- The Washington Times - Thursday, January 18, 2007

Two former U.S. Border Patrol agents surrendered yesterday to begin prison sentences for shooting a drug-smuggling suspect in the buttocks after he assaulted one of them, dumped nearly 800 pounds of marijuana along the Rio Grande and then fled into Mexico.

Ignacio Ramos, 37, and Jose Alonso Compean, 28, said goodbye to their wives and six children — three each — as they turned themselves over to U.S. Marshals shortly after 1:30 p.m. at the federal courthouse in El Paso, Texas, to begin 11- and 12-year sentences, respectively.

Rep. Dana Rohrabacher, the California Republican who has been at the forefront of efforts to have the prosecution reviewed and the agents re-tried, yesterday criticized the White House for not acting in the case.

“This is the worst betrayal of American defenders I have ever seen,” Mr. Rohrabacher said of President Bush. “It’s shameful this was done by someone who is in the Republican Party. He obviously thinks more about his agreements with Mexico than the lives of American people and backing up his defenders.

“Our border agents risk their lives daily to uphold our immigration laws and defend our borders,” he said. “If the conviction of Ramos and Compean is an indication of how our government will repay them, we can be certain good men and women will soon flee the ranks of Border Patrol service.”

Ramos, a 10-year Border Patrol veteran and former “Agent of the Year” nominee, and Compean, a five-year member of the agency, were sentenced in October in federal court in El Paso on charges of causing serious bodily injury, assault with a deadly weapon, discharge of a firearm in relation to a crime of violence and a civil rights violation.

The conviction came after the smuggling suspect, Osbaldo Aldrete-Davila, was located in Mexico by Department of Homeland Security investigators and was given immunity by U.S. prosecutors against any drug charges in exchange for his testimony against the agents.

“How will my children cope with this?” Patty Compean asked reporters as her husband prepared to turn himself over to federal authorities. “My husband is a good man and a good father. Sometimes I just don’t know how this all happened.”

The White House refused last week a request by Republican House members to keep the two men out of prison pending their appeal. Bush spokesman Tony Snow said that the case against the agents had been mischaracterized, that they had violated regulations and that they had been convicted by a jury.

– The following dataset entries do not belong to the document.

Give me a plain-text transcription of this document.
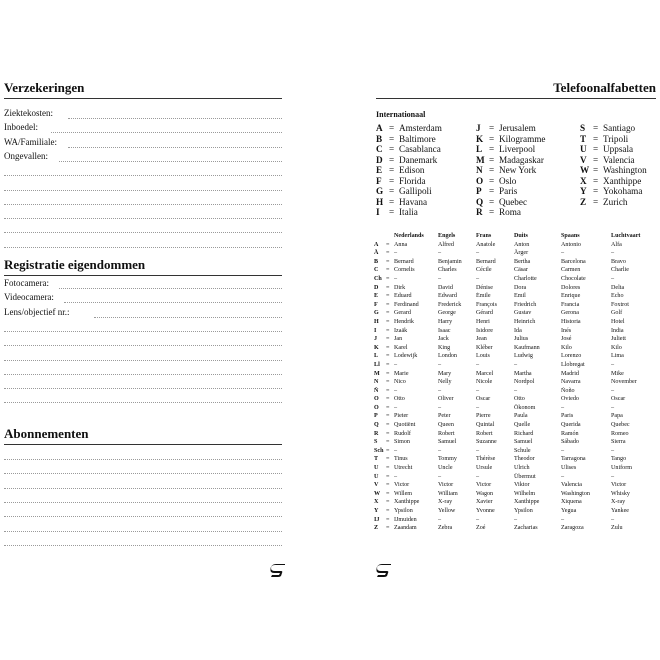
Verzekeringen
Ziektekosten:
Inboedel:
WA/Familiale:
Ongevallen:
Registratie eigendommen
Fotocamera:
Videocamera:
Lens/objectief nr.:
Abonnementen
Telefoonalfabetten
Internationaal
A = Amsterdam
B = Baltimore
C = Casablanca
D = Danemark
E = Edison
F = Florida
G = Gallipoli
H = Havana
I	= Italia
J = Jerusalem
K = Kilogramme
L = Liverpool
M = Madagaskar
N = New York
O = Oslo
P = Paris
Q = Quebec
R = Roma
S = Santiago
T = Tripoli
U = Uppsala
V = Valencia
W = Washington
X = Xanthippe
Y = Yokohama
Z = Zurich
Nederlands	Engels	Frans	Duits	Spaans	Luchtvaart
A	= Anna	Alfred	Anatole	Anton	Antonio	Alfa
Ä	= –	–	–	Ärger	–	–
B	= Bernard	Benjamin	Bernard	Bertha	Barcelona	Bravo
C	= Cornelis	Charles	Cécile	Cäsar	Carmen	Charlie
Ch = –	–	–	Charlotte	Chocolate	–
D	= Dirk	David	Dénise	Dora	Dolores	Delta
E	= Eduard	Edward	Émile	Emil	Enrique	Echo
F	= Ferdinand	Frederick	François	Friedrich	Francia	Foxtrot
G	= Gerard	George	Gérard	Gustav	Gerona	Golf
H	= Hendrik	Harry	Henri	Heinrich	Historia	Hotel
I	= Izaäk	Isaac	Isidore	Ida	Inés	India
J	= Jan	Jack	Jean	Julius	José	Juliett
K	= Karel	King	Kléber	Kaufmann	Kilo	Kilo
L	= Lodewijk	London	Louis	Ludwig	Lorenzo	Lima
Ll	= –	–	–	–	Llobregat	–
M	= Marie	Mary	Marcel	Martha	Madrid	Mike
N	= Nico	Nelly	Nicole	Nordpol	Navarra	November
Ñ	= –	–	–	–	Ñoño	–
O	= Otto	Oliver	Oscar	Otto	Oviedo	Oscar
Ö	= –	–	–	Ökonom	–	–
P	= Pieter	Peter	Pierre	Paula	Paris	Papa
Q	= Quotiënt	Queen	Quintal	Quelle	Querida	Quebec
R	= Rudolf	Robert	Robert	Richard	Ramón	Romeo
S	= Simon	Samuel	Suzanne	Samuel	Sábado	Sierra
Sch = –	–	–	Schule	–	–
T	= Tinus	Tommy	Thérèse	Theodor	Tarragona	Tango
U	= Utrecht	Uncle	Ursule	Ulrich	Ulises	Uniform
Ü	= –	–	–	Übermut	–	–
V	= Victor	Victor	Victor	Viktor	Valencia	Victor
W = Willem	William	Wagon	Wilhelm	Washington	Whisky
X	= Xanthippe	X-ray	Xavier	Xanthippe	Xiquena	X-ray
Y	= Ypsilon	Yellow	Yvonne	Ypsilon	Yegua	Yankee
IJ	= IJmuiden	–	–	–	–	–
Z	= Zaandam	Zebra	Zoé	Zacharias	Zaragoza	Zulu
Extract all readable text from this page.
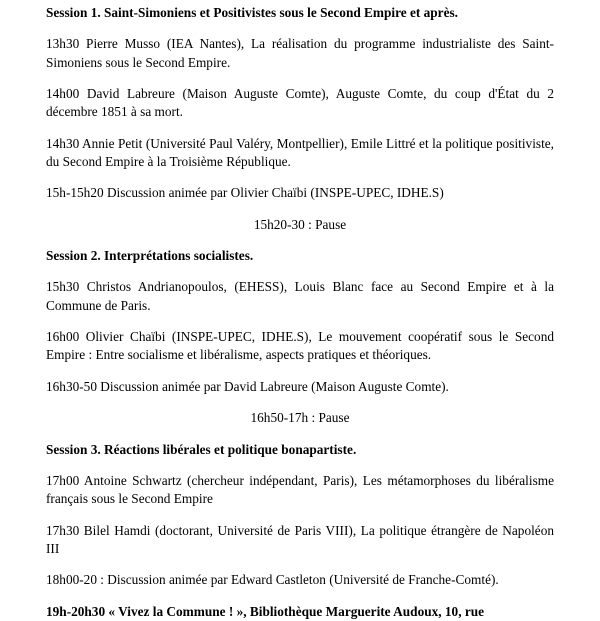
Session 1. Saint-Simoniens et Positivistes sous le Second Empire et après.

13h30 Pierre Musso (IEA Nantes), La réalisation du programme industrialiste des Saint-Simoniens sous le Second Empire.

14h00 David Labreure (Maison Auguste Comte), Auguste Comte, du coup d'État du 2 décembre 1851 à sa mort.

14h30 Annie Petit (Université Paul Valéry, Montpellier), Emile Littré et la politique positiviste, du Second Empire à la Troisième République.

15h-15h20 Discussion animée par Olivier Chaïbi (INSPE-UPEC, IDHE.S)

15h20-30 : Pause

Session 2. Interprétations socialistes.

15h30 Christos Andrianopoulos, (EHESS), Louis Blanc face au Second Empire et à la Commune de Paris.

16h00 Olivier Chaïbi (INSPE-UPEC, IDHE.S), Le mouvement coopératif sous le Second Empire : Entre socialisme et libéralisme, aspects pratiques et théoriques.

16h30-50 Discussion animée par David Labreure (Maison Auguste Comte).

16h50-17h : Pause

Session 3. Réactions libérales et politique bonapartiste.

17h00 Antoine Schwartz (chercheur indépendant, Paris), Les métamorphoses du libéralisme français sous le Second Empire

17h30 Bilel Hamdi (doctorant, Université de Paris VIII), La politique étrangère de Napoléon III

18h00-20 : Discussion animée par Edward Castleton (Université de Franche-Comté).

19h-20h30 « Vivez la Commune ! », Bibliothèque Marguerite Audoux, 10, rue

The two men surrendered after U.S. District Judge Kathleen Cardone, who heard the case, denied a motion that they remain free on bond pending an appeal to the 5th U.S. Circuit Court of Appeals in New Orleans for a new trial.

“Because defendant has been convicted of a crime of violence, he is eligible for release pending appeal only for exceptional reasons,” Judge Cardone said in denying the motion. “The court finds that no exceptional reasons exist in this case.”

Both men were handcuffed and taken to the county jail for two weeks to a month until they can be transported to their assigned federal prisons. Ramos is expected to be housed in Mississippi, while Compean will be incarcerated in Ohio.

Last month, Mr. Rohrabacher announced a petition drive calling for the commutation of the sentences. His spokeswoman, Tara Setmayer, said that more than 252,000 signatures were collected and that the petition was presented this week to the White House.

The immunity agreement protected Aldrete-Davila from being charged in the United States with drug smuggling. Ramos and Compean found 743 pounds of marijuana in the van he abandoned near the Rio Grande along the border with Mexico.

Aldrete-Davila was shot after he illegally entered the United States near Fabens, Texas, and refused efforts by the agents to stop his vehicle. Court records show he jumped from his van and ran south to the Rio Grande, where he was confronted by Compean, who was knocked to the ground.

Although wounded, Aldrete-Davila managed to cross the border and escape in a waiting van.

The government’s prosecution began after an investigator from the Department of Homeland Security’s Office of Inspector General located Aldrete-Davila in Mexico. The investigator had been dispatched after the suspect’s mother complained to a Border Patrol agent in Arizona that her son had been shot.